Synopsis : Juin 1944, la France est toujours sous l’Occupation allemande. L’écrivain Robert Antelme, figure majeure de la Résistance, est arrêté et déporté. Sa jeune épouse Marguerite, écrivain et résistante, est tiraillée par l'angoisse de ne pas avoir de ses nouvelles et sa liaison secrète avec son camarade Dyonis.

Elle rencontre un agent français de la Gestapo, Rabier, et, prête à tout pour retrouver son mari, se met à l’épreuve d’une relation ambiguë avec cet homme trouble, seul à pouvoir l’aider. La fin de la guerre et le retour des camps annoncent à Marguerite le début d’une insoutenable attente, une agonie lente et silencieuse au milieu du chaos de la Libération de Paris.

Ce film est une épreuve. Il est éprouvant et porte bien son titre tant il fait mal. De mémoire, je ne me souviens pas avoir entendu ou plutôt ne pas avoir entendu le moindre bruit, le moindre mouvement, reniflement ou toux intempestive dans une salle quasi comble. Comme si, nous spectateurs, interloqués, déconcertés par toute cette douleur lui portions toute notre attention en un silence respectueux. Salle rare pour un film rare.

A l'instar des "revenants" des camps auxquels Marguerite demande des nouvelles de son mari car ils sont persuadés l'avoir vu encore debout, la salle est muette. Sous les mots de Marguerite cela donne (de mémoire) "La voix se tait. La voix ne sait pas dire ce que les yeux ont vu". Comment un assemblage de mots aussi simples, aussi ordinaires peuvent-ils donner des phrases aussi merveilleuses et bouleversantes ?

La voix off me gêne parfois au cinéma, souvent même car elle ne sert qu'à illustrer ce que nous voyons à l'écran. Ici la voix off est celle de Mélanie Thierry, Marguerite jusqu'au bout des ongles rongés, et elle lit de longs passages de ce texte dont le film est adapté. Et j'aurais envie qu'elle me le lise intégralement. Sans affèterie ni grandiloquence comme elle le fait tout au long du film. C'est magnifique, fort et douloureux. Un GRAND film littéraire avec une actrice merveilleuse totalement abandonnée à son rôle.

La première heure est celle de la stupeur et du combat. Marguerite, résistante et amoureuse se démène pour comprendre et savoir où son homme est incarcéré et ce qu'il va advenir de lui.

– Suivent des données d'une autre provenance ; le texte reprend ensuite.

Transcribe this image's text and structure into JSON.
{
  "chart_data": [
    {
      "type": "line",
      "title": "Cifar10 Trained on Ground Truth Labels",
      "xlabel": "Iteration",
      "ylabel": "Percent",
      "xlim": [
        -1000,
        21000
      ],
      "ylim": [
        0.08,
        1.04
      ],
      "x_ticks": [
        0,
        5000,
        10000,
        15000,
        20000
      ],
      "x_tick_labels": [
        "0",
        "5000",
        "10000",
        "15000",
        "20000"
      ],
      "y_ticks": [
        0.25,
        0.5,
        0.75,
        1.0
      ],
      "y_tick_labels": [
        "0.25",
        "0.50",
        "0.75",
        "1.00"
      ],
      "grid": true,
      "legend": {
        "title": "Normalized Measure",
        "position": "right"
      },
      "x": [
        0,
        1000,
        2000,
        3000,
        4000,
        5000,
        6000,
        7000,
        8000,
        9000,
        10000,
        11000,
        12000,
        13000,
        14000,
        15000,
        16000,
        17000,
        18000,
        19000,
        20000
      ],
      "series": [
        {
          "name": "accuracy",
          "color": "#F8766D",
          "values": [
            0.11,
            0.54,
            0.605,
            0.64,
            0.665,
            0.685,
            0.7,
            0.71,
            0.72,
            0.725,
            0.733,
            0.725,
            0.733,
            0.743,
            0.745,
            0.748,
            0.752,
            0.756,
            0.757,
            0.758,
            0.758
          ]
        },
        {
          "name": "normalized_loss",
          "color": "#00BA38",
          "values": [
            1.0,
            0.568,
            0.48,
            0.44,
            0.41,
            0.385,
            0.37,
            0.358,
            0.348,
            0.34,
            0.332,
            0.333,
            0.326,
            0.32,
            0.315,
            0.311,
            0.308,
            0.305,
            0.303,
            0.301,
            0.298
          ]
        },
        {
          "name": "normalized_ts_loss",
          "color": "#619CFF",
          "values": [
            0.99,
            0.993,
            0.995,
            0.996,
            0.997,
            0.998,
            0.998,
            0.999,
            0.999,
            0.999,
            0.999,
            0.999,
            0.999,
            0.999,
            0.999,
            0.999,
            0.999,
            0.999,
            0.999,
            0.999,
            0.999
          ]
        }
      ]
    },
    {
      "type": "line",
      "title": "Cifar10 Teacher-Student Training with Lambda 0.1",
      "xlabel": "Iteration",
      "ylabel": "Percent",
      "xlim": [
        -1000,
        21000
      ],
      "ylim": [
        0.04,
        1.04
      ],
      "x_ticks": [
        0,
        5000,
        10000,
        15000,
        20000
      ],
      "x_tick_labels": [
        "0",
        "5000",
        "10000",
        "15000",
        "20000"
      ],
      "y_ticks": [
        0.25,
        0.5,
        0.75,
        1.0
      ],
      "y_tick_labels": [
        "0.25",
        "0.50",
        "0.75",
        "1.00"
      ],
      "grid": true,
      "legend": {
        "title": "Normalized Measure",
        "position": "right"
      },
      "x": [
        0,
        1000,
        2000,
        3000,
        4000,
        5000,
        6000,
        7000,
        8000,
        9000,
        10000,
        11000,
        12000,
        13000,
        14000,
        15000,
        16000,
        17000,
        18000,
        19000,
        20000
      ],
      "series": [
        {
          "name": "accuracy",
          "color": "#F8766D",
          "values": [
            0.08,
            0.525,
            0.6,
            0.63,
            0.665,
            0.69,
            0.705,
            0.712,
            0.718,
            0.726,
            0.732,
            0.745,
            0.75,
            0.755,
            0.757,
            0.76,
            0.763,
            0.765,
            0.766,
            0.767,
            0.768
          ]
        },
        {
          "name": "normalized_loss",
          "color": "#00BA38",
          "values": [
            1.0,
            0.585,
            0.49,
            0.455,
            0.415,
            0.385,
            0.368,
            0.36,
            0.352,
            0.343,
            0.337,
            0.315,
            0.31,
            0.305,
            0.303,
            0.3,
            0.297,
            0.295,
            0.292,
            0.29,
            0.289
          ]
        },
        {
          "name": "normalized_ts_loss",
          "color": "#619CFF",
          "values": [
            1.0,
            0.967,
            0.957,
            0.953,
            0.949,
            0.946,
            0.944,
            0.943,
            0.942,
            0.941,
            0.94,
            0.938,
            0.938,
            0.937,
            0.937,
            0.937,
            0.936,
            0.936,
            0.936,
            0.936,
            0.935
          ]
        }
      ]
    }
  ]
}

Par hasard elle tombe sur Rabier de la gestapo française... responsable de l'arrestation de Robert. Ce flic massif et pataud, magistralement interprété par Benoît Magimel est fasciné par l'auteur qu'est Marguerite Duras. Il est à la fois très inquiétant et infiniment naïf. Avec horreur elle se rend aux nombreux rendez-vous qu'il lui fixe pour tenter d'en savoir plus. Elle hésite toujours : ce type se sert-il d'elle pour en apprendre sur le réseau de résistance (mené par François Mitterrand à qui Grégoire Leprince-Ringuet ressemble étonnamment) ou est-il réellement attiré par la femme et l'écrivain qu'elle est ? Leurs scènes communes sont toutes empreintes de tension.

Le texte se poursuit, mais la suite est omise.